Ce qui change à cet âge
À quatre mois, votre bébé vit un tournant. Jusque-là, son sommeil était simple : il basculait assez vite dans un sommeil profond et enchaînait de longues plages de repos. Désormais, son cerveau réorganise complètement l'architecture de ses nuits et de ses journées. Le sommeil se découpe en cycles comportant des phases de sommeil léger, profond et paradoxal, comme chez l'adulte.
Concrètement, cela veut dire que votre bébé traverse maintenant beaucoup plus de phases de sommeil léger. Entre deux cycles, il vit un micro-réveil : un court instant où il remonte presque à la surface avant de replonger. Nous faisons tous cela plusieurs fois par nuit sans nous en souvenir. Mais à cet âge, votre bébé ne sait pas encore se rendormir seul à chacun de ces passages. Il vous appelle donc, cycle après cycle.
C'est le cœur de ce qu'on appelle la régression des 4 mois. Le mot est trompeur : il ne s'agit pas d'un retour en arrière, mais d'une véritable progression du cerveau. Elle se manifeste souvent par des réveils nocturnes plus rapprochés, des siestes qui raccourcissent brusquement, un endormissement plus long et un bébé plus grognon en journée à cause de la fatigue accumulée. Nous consacrons un article complet à ce sujet, que vous pourrez consulter pour approfondir.
Le sommeil de bébé à 4 mois
Sur l'ensemble d'une journée, un bébé de cet âge a encore besoin d'une quantité de sommeil importante, répartie entre la nuit et plusieurs siestes, comme l'indiquent les repères affichés plus haut. La nuit reste la part la plus longue, mais elle est rarement d'un seul tenant à cet âge : les réveils font partie du tableau normal.

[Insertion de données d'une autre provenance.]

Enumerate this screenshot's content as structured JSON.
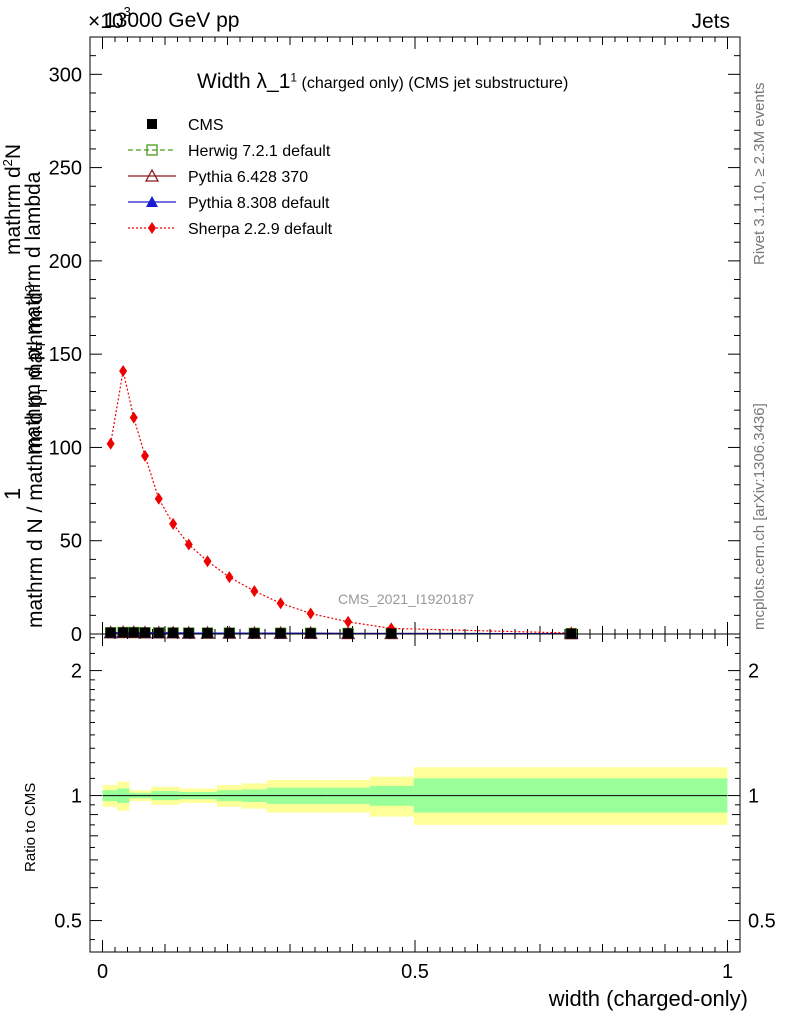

Côté journée, les siestes sont encore nombreuses et leur durée fluctue énormément d'un jour à l'autre. Certaines seront longues et réparatrices, d'autres se limiteront à un cycle. Ce n'est pas un problème en soi tant que votre bébé récupère globalement sur la journée. La fenêtre d'éveil, c'est-à-dire le temps que votre bébé peut passer éveillé sans se fatiguer excessivement, reste courte. C'est un repère précieux : respecter ces temps d'éveil limités évite le surmenage, principal ennemi d'un endormissement paisible.
Nos conseils pour cet âge
La période de réorganisation du sommeil est plus douce à vivre quand on offre à bébé des repères stables et rassurants.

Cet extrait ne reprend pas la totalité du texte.